Sonny And The Sunsets : Tomorrow Is Alright
Subscribe
X

Get the latest from Beat

"*" indicates required fields

Sonny And The Sunsets : Tomorrow Is Alright

sonny-sunsets-tomorrow-alright.jpg

Sonny Smith has a sweet voice; a nostalgic, wry, sighing sound that is equal parts earnestness and irony. The same can be said for the Sonny And The Sunsets album as a whole, actually

Sonny Smith has a sweet voice; a nostalgic, wry, sighing sound that is equal parts earnestness and irony. The same can be said for the Sonny And The Sunsets album as a whole, actually. Tomorrow Is Alright is the perfect balm for the heat of summer, wafting in on a cool Pacific ocean breeze, all the way from 1961. It’s a garage rock record with soft surf-rock accents, which is knowingly retro but still kind of sincere, bedded down in gauzy layers of American film and music history.

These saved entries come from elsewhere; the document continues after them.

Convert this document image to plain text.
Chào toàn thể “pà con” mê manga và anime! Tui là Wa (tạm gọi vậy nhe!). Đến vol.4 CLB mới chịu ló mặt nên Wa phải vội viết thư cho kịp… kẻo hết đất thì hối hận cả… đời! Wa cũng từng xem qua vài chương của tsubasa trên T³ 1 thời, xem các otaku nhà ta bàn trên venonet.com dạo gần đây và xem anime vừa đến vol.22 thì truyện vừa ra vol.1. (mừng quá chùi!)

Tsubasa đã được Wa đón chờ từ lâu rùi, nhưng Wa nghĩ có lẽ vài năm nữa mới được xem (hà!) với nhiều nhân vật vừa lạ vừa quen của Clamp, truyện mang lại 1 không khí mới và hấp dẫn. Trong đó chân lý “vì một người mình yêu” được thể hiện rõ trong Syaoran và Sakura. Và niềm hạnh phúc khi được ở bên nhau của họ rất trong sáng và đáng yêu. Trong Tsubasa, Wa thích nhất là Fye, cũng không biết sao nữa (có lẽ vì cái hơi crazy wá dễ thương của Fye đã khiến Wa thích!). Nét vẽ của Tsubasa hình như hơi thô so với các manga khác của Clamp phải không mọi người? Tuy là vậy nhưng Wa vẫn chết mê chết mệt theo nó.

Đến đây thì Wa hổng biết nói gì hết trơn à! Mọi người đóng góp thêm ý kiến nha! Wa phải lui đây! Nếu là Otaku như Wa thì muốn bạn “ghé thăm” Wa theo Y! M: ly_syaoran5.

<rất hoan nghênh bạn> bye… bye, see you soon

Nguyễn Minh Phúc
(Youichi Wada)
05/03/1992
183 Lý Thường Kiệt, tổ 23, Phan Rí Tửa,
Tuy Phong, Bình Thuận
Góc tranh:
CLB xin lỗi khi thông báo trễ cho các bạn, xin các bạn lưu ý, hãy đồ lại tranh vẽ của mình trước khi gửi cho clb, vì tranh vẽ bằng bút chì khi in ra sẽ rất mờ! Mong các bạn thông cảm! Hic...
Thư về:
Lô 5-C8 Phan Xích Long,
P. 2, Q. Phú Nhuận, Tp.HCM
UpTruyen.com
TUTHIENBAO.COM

Opening track and lead single Too Young to Burn is all jaded love and youthful ennui, wrapped in slow hand claps and gentle strums of acoustic guitar. “Every tear rolling down is a lesson learned,” Sonny sings, and Johnny Depp in Cry Baby comes immediately to mind, with his tattooed tear and doleful eyes. Sonny’s got the same kitsch John Waters’ cuteness; he may be heartbroken, but he’s also a heartbreaker.

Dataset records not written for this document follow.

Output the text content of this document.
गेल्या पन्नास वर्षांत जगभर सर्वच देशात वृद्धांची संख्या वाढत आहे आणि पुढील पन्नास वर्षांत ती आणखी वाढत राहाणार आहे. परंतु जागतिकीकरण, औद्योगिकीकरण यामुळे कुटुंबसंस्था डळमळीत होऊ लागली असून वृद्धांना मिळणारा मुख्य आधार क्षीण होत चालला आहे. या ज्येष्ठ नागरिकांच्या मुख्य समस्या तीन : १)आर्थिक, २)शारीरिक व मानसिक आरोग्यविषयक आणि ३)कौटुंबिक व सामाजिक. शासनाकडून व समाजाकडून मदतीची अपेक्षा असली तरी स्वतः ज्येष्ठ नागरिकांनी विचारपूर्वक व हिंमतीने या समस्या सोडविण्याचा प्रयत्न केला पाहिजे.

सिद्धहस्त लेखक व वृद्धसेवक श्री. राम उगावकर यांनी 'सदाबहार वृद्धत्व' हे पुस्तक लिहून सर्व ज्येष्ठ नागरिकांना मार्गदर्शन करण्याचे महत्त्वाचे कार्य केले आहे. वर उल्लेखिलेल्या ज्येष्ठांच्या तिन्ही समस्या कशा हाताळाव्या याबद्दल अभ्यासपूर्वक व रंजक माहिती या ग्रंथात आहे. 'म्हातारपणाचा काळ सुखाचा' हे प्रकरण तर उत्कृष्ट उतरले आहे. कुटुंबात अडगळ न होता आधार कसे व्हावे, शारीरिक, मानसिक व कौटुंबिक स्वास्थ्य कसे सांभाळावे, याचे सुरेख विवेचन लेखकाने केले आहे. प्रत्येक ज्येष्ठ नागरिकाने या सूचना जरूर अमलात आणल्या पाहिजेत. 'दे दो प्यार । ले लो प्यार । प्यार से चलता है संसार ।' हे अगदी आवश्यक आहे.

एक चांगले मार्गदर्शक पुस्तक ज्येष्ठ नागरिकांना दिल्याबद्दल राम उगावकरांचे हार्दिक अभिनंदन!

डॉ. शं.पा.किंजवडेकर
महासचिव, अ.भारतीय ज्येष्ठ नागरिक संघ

Despite its sly sexual allusions, Strange Love has the pre-counter culture innocence of 1950’s r’n’b, evoking Earth Angel and the ‘Enchantment Under The Sea’ dance of Back To The Future. Whereas Planet Of Women, an adorable and quietly hilarious tune, casts Sonny as a downtrodden Buck Rogers in a made-for-TV sci-fi adventure involving drag queens and spaceship hi-jacking. The almost spoken word delivery includes Leader Of The Pack-style contributions from a female Sunset, who coos “Poor little Sonny” at the end of the song, when the demoralised space man suggests he might throw himself in a river. His morose narrative continues later in Bad Vibes And Evil Thoughts, where Sonny channels The Velvet Underground and moves on from his sci-fi adventures to a rebellious sixties art scene phase.

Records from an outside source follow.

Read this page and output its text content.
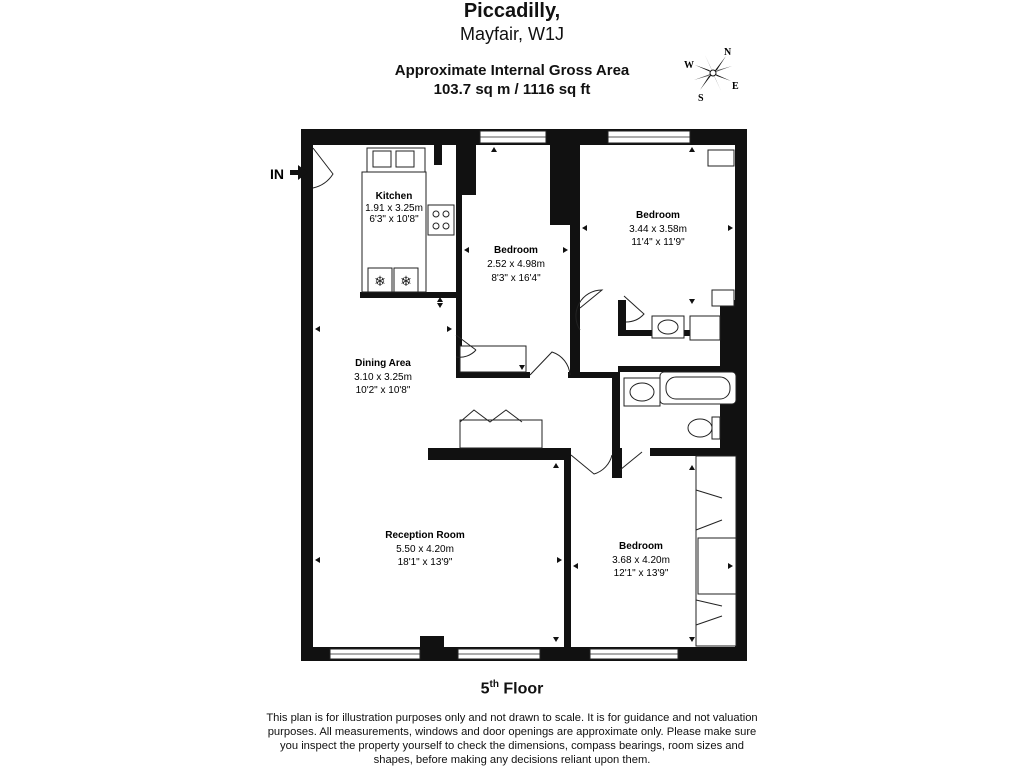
Piccadilly,

Mayfair, W1J

Approximate Internal Gross Area

103.7 sq m / 1116 sq ft

N
E
S
W
❄ ❄
IN
Kitchen
1.91 x 3.25m
6'3" x 10'8"
Bedroom
2.52 x 4.98m
8'3" x 16'4"
Bedroom
3.44 x 3.58m
11'4" x 11'9"
Dining Area
3.10 x 3.25m
10'2" x 10'8"
Reception Room
5.50 x 4.20m
18'1" x 13'9"
Bedroom
3.68 x 4.20m
12'1" x 13'9"

5th Floor

This plan is for illustration purposes only and not drawn to scale. It is for guidance and not valuation purposes. All measurements, windows and door openings are approximate only. Please make sure you inspect the property yourself to check the dimensions, compass bearings, room sizes and shapes, before making any decisions reliant upon them.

I don’t mean to suggest that Tomorrow Is Alright is a novelty record, blindly replicating the quaint musical styles of yesteryear. There is some incredible songcraft at work here, with memorable hooks at every turn and a clever kind of restraint in the arrangements, which are relaxed but never sloppy. The tone shifts in subtle ways, too, never quite fixing on one particular era, making doo-wop surf sounds a fresh idea for a new decade in indie rock. It’s mid-century twee but also very cool, and it’s the perfect antidote to overbaked electro rock and soulless synth pop that dominates our airwaves.

Tomorrow Is Alright will have you smiling through the long hot days ahead, and dreaming of a perfect world where the shy and funny Sonny is our leader.